On the other hand, Ardhendhumauli Kr. Prasad, Additional Advocate General appearing for the State, submitted that the Family Register is not admissible in evidence and the entries made therein are not decisive to determine the age.
The Court observed that the accused did not produce any matriculation certificate or equivalent certificate to prove his age. Only the Family Register issued under the U.P. Panchayat Raj Act, 1947 was produced by him. The Court held that the document cannot be accepted as equivalent to matriculation certificate to prove the age of the accused.
The Court further observed that "We are conscious of the fact that in the case on hand the convict was subjected to medical examination after being referred to the Medical Board. However, the report on record does not inspire much confidence. Over and above the same, the decision in the case of Ram Vijay Singh (supra) makes it very clear that in the absence of a reliable and trustworthy medical evidence to find out the age of the appellant herein, the ossification test conducted in the year 2021 when the appellant was above 50 years of age cannot be conclusive to declare him as a juvenile on the date of the incident."
"Despite all the odds against the writ applicant, we would still like to look into the matter in the larger interest of justice.

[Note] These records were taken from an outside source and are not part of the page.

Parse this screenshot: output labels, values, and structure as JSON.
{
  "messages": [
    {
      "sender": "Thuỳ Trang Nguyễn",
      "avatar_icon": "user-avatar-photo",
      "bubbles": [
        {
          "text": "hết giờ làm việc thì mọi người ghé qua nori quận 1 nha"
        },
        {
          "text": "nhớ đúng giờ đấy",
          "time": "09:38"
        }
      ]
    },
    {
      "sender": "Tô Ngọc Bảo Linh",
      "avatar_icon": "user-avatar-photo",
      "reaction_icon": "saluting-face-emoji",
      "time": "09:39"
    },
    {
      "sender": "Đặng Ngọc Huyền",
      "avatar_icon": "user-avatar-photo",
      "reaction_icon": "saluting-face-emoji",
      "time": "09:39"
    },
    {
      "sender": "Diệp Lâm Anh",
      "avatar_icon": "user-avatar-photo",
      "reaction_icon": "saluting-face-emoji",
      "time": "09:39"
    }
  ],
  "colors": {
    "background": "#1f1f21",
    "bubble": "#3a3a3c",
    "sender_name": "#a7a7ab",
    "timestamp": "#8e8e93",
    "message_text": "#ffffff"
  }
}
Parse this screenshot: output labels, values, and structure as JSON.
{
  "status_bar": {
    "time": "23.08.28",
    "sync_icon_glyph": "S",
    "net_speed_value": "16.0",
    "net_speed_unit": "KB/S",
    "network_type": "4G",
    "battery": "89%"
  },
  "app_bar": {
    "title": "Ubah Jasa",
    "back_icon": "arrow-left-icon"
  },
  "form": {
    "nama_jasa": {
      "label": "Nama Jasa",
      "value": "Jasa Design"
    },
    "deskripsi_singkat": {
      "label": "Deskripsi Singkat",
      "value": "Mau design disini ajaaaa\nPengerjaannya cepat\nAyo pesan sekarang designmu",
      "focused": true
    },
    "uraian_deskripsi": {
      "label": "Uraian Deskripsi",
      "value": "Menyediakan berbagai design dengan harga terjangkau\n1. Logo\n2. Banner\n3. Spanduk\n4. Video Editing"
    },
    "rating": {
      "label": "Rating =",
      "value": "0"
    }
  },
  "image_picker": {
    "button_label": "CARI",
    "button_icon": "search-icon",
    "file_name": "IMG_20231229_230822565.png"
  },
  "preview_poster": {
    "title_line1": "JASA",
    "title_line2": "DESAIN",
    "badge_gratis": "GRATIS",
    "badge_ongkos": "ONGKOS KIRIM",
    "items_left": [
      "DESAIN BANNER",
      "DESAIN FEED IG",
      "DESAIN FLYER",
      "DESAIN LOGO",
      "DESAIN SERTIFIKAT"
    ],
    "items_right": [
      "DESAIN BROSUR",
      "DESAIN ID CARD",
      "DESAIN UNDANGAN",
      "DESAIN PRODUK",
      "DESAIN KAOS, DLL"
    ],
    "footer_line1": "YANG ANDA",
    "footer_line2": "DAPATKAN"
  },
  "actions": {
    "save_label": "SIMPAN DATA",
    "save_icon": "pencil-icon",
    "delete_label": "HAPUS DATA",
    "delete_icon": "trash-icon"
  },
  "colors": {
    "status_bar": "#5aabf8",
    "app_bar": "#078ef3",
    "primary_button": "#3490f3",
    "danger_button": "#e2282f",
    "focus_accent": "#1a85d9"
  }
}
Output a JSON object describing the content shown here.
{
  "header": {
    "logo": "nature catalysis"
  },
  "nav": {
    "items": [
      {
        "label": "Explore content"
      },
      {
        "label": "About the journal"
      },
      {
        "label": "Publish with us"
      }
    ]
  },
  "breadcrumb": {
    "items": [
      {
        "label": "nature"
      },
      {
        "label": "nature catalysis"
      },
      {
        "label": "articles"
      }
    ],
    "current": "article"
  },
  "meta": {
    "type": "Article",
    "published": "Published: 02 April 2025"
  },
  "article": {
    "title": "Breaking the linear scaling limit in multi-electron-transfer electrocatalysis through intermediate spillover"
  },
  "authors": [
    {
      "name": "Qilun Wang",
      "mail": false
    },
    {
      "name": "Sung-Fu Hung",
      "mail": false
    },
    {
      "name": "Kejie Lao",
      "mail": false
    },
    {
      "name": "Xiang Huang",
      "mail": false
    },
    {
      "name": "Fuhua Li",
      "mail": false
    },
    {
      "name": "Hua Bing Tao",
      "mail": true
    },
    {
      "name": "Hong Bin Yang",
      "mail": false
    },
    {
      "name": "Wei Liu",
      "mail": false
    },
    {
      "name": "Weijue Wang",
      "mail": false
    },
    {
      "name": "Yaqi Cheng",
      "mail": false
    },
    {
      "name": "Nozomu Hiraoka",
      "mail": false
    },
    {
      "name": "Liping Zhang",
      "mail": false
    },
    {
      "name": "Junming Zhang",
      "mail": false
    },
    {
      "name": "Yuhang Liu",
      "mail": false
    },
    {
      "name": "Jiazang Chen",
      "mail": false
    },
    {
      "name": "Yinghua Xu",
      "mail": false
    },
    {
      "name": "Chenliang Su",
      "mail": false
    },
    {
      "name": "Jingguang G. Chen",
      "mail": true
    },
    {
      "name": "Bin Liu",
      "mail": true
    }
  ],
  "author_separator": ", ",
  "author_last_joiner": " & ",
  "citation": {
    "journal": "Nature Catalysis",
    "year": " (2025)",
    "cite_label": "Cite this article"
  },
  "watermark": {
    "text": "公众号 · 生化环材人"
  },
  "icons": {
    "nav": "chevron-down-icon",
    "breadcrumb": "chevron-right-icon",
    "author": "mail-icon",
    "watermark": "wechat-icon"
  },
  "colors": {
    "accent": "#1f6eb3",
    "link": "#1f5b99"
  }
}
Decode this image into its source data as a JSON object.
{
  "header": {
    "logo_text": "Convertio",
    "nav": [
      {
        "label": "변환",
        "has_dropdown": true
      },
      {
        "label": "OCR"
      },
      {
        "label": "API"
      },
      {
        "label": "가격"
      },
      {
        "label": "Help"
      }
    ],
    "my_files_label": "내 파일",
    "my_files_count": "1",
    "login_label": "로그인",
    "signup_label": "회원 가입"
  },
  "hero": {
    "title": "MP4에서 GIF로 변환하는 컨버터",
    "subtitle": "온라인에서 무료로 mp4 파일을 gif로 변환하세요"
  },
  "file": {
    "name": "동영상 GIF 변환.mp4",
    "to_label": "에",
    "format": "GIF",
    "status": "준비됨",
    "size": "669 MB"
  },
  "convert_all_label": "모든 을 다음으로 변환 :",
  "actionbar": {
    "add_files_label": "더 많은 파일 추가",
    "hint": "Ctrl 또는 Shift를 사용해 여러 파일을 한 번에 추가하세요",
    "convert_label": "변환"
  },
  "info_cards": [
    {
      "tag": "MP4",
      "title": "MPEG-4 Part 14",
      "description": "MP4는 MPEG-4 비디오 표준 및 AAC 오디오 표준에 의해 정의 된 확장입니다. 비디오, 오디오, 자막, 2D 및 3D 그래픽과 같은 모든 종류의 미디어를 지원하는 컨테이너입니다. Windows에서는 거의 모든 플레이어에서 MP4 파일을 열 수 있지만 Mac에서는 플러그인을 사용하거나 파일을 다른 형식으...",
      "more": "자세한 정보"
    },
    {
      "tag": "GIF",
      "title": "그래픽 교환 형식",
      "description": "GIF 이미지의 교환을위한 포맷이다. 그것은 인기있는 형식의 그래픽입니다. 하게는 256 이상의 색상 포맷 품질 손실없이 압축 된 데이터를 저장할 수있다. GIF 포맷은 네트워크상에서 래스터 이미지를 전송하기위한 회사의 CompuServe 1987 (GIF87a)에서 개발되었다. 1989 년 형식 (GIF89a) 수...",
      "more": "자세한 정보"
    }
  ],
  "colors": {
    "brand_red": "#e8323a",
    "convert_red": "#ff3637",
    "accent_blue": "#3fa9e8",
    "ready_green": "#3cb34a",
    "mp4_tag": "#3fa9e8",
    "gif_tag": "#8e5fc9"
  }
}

It will be in fitness of things if the writ applicant convict is once again subjected to the ossification test at the Civil Hospital, Allahabad or any other latest medical age determination test and such test shall be carried out by a team of three doctors, one of whom should be the head of the Department of Radiology.", the Court added further.
Accordingly, the Court directed the Sessions Court, Agra to examine the claim of the writ applicant to juvenility. The Court further directed Sessions Court to examine the authenticity and genuineness of the Family Register sought to be relied upon by writ applicant convict.
The Court held that where the Family Register is ultimately found to be authentic and genuine, then it may not have to fall upon the ossification test report.